Pauline Vandersanden présente son roman JUNE.

19 Juin 2017 , Rédigé par christine brunet /aloys Publié dans #présentations

 

Biographie

Née en région liégeoise en 1990, je passe mon enfance à la campagne et décide, à vingt ans, d’emménager au cœur de la Cité Ardente. Mon diplôme de professeure de français en poche, j’additionne les expériences dans différentes écoles. Amoureuse des mots depuis toujours, je n’ai jamais cessé de noircir du papier blanc jusqu’au jour où j’ai décidé d’assembler les bouts de mots, les bouts de maux, parfois, au sein d’un roman. June est mon second livre.

Résumé

« June » comme le mois de juin et le prénom de l’héroïne. C'est avant tout l'histoire d'une rencontre entre deux êtres fragilisés.
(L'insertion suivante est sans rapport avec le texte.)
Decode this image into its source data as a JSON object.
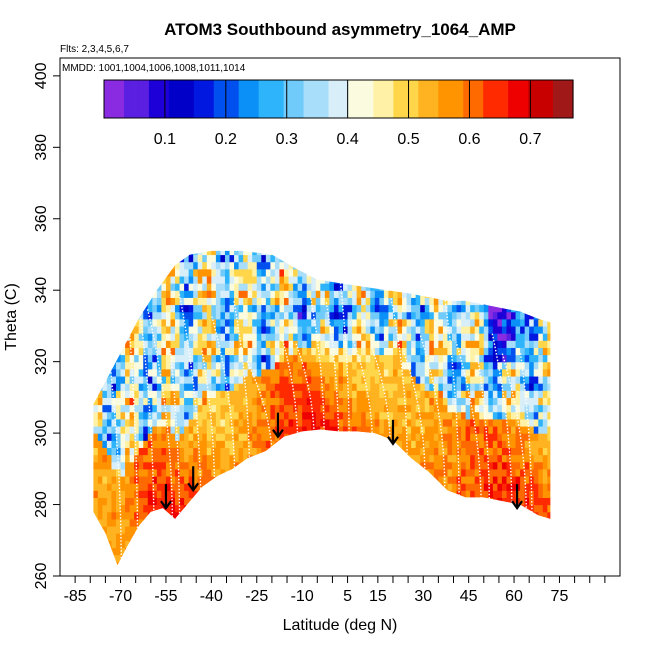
{
  "chart_data": {
    "type": "heatmap",
    "title": "ATOM3 Southbound asymmetry_1064_AMP",
    "flights_note": "Flts: 2,3,4,5,6,7",
    "dates_note": "MMDD: 1001,1004,1006,1008,1011,1014",
    "xlabel": "Latitude (deg N)",
    "ylabel": "Theta (C)",
    "xlim": [
      -90,
      95
    ],
    "ylim": [
      260,
      405
    ],
    "x_ticks": [
      -85,
      -70,
      -55,
      -40,
      -25,
      -10,
      5,
      15,
      30,
      45,
      60,
      75
    ],
    "x_tick_labels": [
      "-85",
      "-70",
      "-55",
      "-40",
      "-25",
      "-10",
      "5",
      "15",
      "30",
      "45",
      "60",
      "75"
    ],
    "x_minor_ticks": [
      -80,
      -75,
      -65,
      -60,
      -50,
      -45,
      -35,
      -30,
      -20,
      -15,
      -5,
      0,
      10,
      20,
      25,
      35,
      40,
      50,
      55,
      65,
      70,
      80,
      85,
      90
    ],
    "y_ticks": [
      260,
      280,
      300,
      320,
      340,
      360,
      380,
      400
    ],
    "y_tick_labels": [
      "260",
      "280",
      "300",
      "320",
      "340",
      "360",
      "380",
      "400"
    ],
    "colorbar": {
      "range": [
        0.0,
        0.77
      ],
      "ticks": [
        0.1,
        0.2,
        0.3,
        0.4,
        0.5,
        0.6,
        0.7
      ],
      "tick_labels": [
        "0.1",
        "0.2",
        "0.3",
        "0.4",
        "0.5",
        "0.6",
        "0.7"
      ],
      "colors": [
        "#8a2be2",
        "#5a1fe0",
        "#1d00d8",
        "#0000c8",
        "#0018e0",
        "#0050f0",
        "#0a90f6",
        "#2eb4fb",
        "#70cbfb",
        "#a8def9",
        "#d8eef9",
        "#fbfbe0",
        "#fff1a6",
        "#ffd64a",
        "#ffb320",
        "#ff9400",
        "#ff6a00",
        "#ff2a00",
        "#ee0000",
        "#c80000",
        "#a01818"
      ]
    },
    "tropopause_arrows": [
      {
        "lat": -55,
        "theta": 279
      },
      {
        "lat": -46,
        "theta": 284
      },
      {
        "lat": -18,
        "theta": 299
      },
      {
        "lat": 20,
        "theta": 297
      },
      {
        "lat": 61,
        "theta": 279
      }
    ],
    "data_domain": {
      "lat_range": [
        -79,
        72
      ],
      "theta_range": [
        262,
        352
      ],
      "lower_boundary": [
        [
          -79,
          278
        ],
        [
          -75,
          272
        ],
        [
          -71,
          263
        ],
        [
          -68,
          268
        ],
        [
          -64,
          274
        ],
        [
          -60,
          278
        ],
        [
          -56,
          279
        ],
        [
          -52,
          276
        ],
        [
          -48,
          280
        ],
        [
          -43,
          285
        ],
        [
          -38,
          288
        ],
        [
          -33,
          290
        ],
        [
          -28,
          293
        ],
        [
          -22,
          295
        ],
        [
          -16,
          299
        ],
        [
          -10,
          300.5
        ],
        [
          -4,
          301
        ],
        [
          2,
          300.5
        ],
        [
          8,
          300.5
        ],
        [
          14,
          300
        ],
        [
          20,
          298
        ],
        [
          26,
          293
        ],
        [
          32,
          289
        ],
        [
          38,
          284
        ],
        [
          44,
          282
        ],
        [
          50,
          282
        ],
        [
          56,
          281
        ],
        [
          62,
          280
        ],
        [
          68,
          277
        ],
        [
          72,
          276
        ]
      ],
      "upper_boundary": [
        [
          -79,
          308
        ],
        [
          -74,
          316
        ],
        [
          -69,
          324
        ],
        [
          -64,
          332
        ],
        [
          -58,
          340
        ],
        [
          -52,
          347
        ],
        [
          -47,
          350
        ],
        [
          -40,
          351
        ],
        [
          -30,
          351
        ],
        [
          -20,
          350
        ],
        [
          -12,
          346
        ],
        [
          -5,
          343
        ],
        [
          2,
          342
        ],
        [
          10,
          341
        ],
        [
          18,
          340
        ],
        [
          26,
          339
        ],
        [
          32,
          338
        ],
        [
          38,
          337
        ],
        [
          44,
          337
        ],
        [
          50,
          336
        ],
        [
          56,
          335
        ],
        [
          62,
          334
        ],
        [
          68,
          332
        ],
        [
          72,
          331
        ]
      ]
    }
  }
}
Mais aussi celle d'une reconstruction, d’un commencement. C’est l’influence de notre enfance sur nos choix d’adulte. C'est l'amour, le vrai, celui qui fait grandir. Mais c'est aussi la difficulté d'exister, à deux. Et de résister au temps qui passe. La difficulté de s'abandonner et de pardonner. « June » bouscule les codes, les préjugés.        
 

N°ISBN : 978-2-87459-973-6

Extrait

Elle n’avait plus de cœur. Il s’était détaché de sa poitrine, ce matin-là. Quand les mots s’étaient dispersés dans l’air. « Ça ne marchera pas. Nous deux, ça ne fonctionnera pas. Tu es où là ? Avec qui es-tu quand je te tiens dans mes bras ? Pour qui sont tes sourires ? ». Elle les avait reçus comme un coup de poignard. Ils avaient pénétré ses oreilles, avaient atteint sa tête et étaient repartis aussitôt, emportant dans leur course son cœur éreinté. Elle l’avait fixée un long moment. Sans rien dire. Avait croisé les bras sur sa poitrine comme pour protéger le trou béant qui lui creusait désormais le haut du corps. Elle déambulait dans la ville. Étrangère à elle-même. Une partie d’elle s’était envolée ce matin-là. Elle ne pourrait plus jamais aimer. Elle ne pourrait plus jamais s’abandonner. Elle priait pour que le temps s’accélère. Pour que les images au goût du souvenir défilent. Les blessures se pansent. Pour que les creux se remplissent à nouveau. Elle priait. En silence. Elle ne pensait plus à rien. Seulement à June. June. Tout le temps, toujours. Sans pause, ni répit. Elle lui manquait comme le bras manque au manchot. Le thé à la tasse. La voix au muet. Elle lui manquait. Et elle aurait cent fois préféré qu’on la balance toute entière au feu plutôt que de ressentir cette douleur qui la consumait de la même manière. Elle revoyait son visage qui venait se déposer, se loger. Bien au chaud. A l’abri. En sécurité. Elle ressentait la chaleur de ses bras maigres, les nuances de son odeur, le crépitement de sa voix. Elle la ressentait toute entière. Et puis elle ressentait le vide. A chaque fois.